Fig. 3.

The ensemble of AlkB-ΔN11 crystal structures reveals a discrete change in global protein conformation. (A) Nucleotide-bound structures after least-squares superposition of core β-strands in the Fe-2OG dioxygenase domain [with 2OG, Fe(II), and TmCT shown from just a single structure]. Discrete local CCs are observed in 5 protein segments (CC1–CC5). FLs (FL1 and FL2), which contact the backbone of the trinucleotide substrate, exhibit elevated backbone B-factors as well as conformational variability not correlated with the conformational state of the enzyme (16). The water molecule replaced by O₂ to initiate the oxidation reaction occupies the sixth site on the octahedrally coordinated Fe ion. AlkB-Fe(II)-2OG-TmCT is shown in orange, AlkB-Mn(II)-2OG-TmCT in yellow, AlkB-Fe(II)-2OG-TmAT (at 1.7 Å) in green, AlkB-Mn(II)-2OG-TmAT (16) in blue, AlkB-Co(II)-2OG-TmAT (16) in magenta, and AlkB-Fe(II)-succinate-TmAT (16) in cyan. (B) The putative O₂-diffusion channel and O₂-binding cavity with structures colored as in A. The molecular surface of AlkB-Fe(II)-2OG-TmAT is shown in gray. (C) Plot of Cα displacements between all nucleotide-bound crystal structures after least-squares superposition of core β-strands.
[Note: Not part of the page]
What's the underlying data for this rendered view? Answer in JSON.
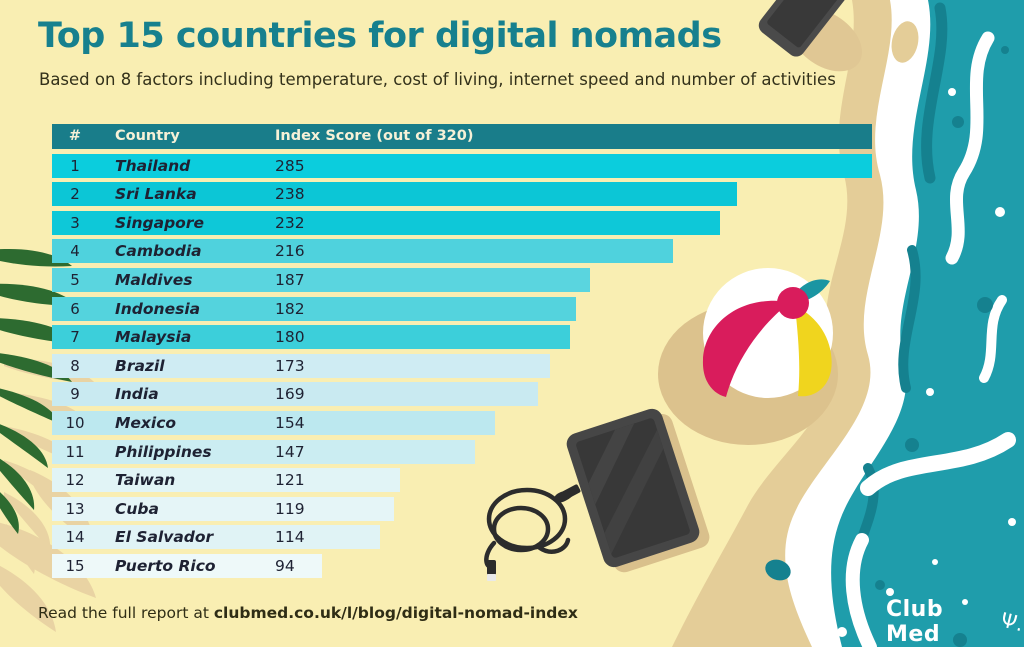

The legend indicates the color/symbol used for pairwise structural comparisons. Blue and green are used for comparisons between pairs of structures both in the closed or open conformational state, respectively, whereas red is used for comparisons between structures in different states. For stereo view of B, see SI Appendix, Fig. S3.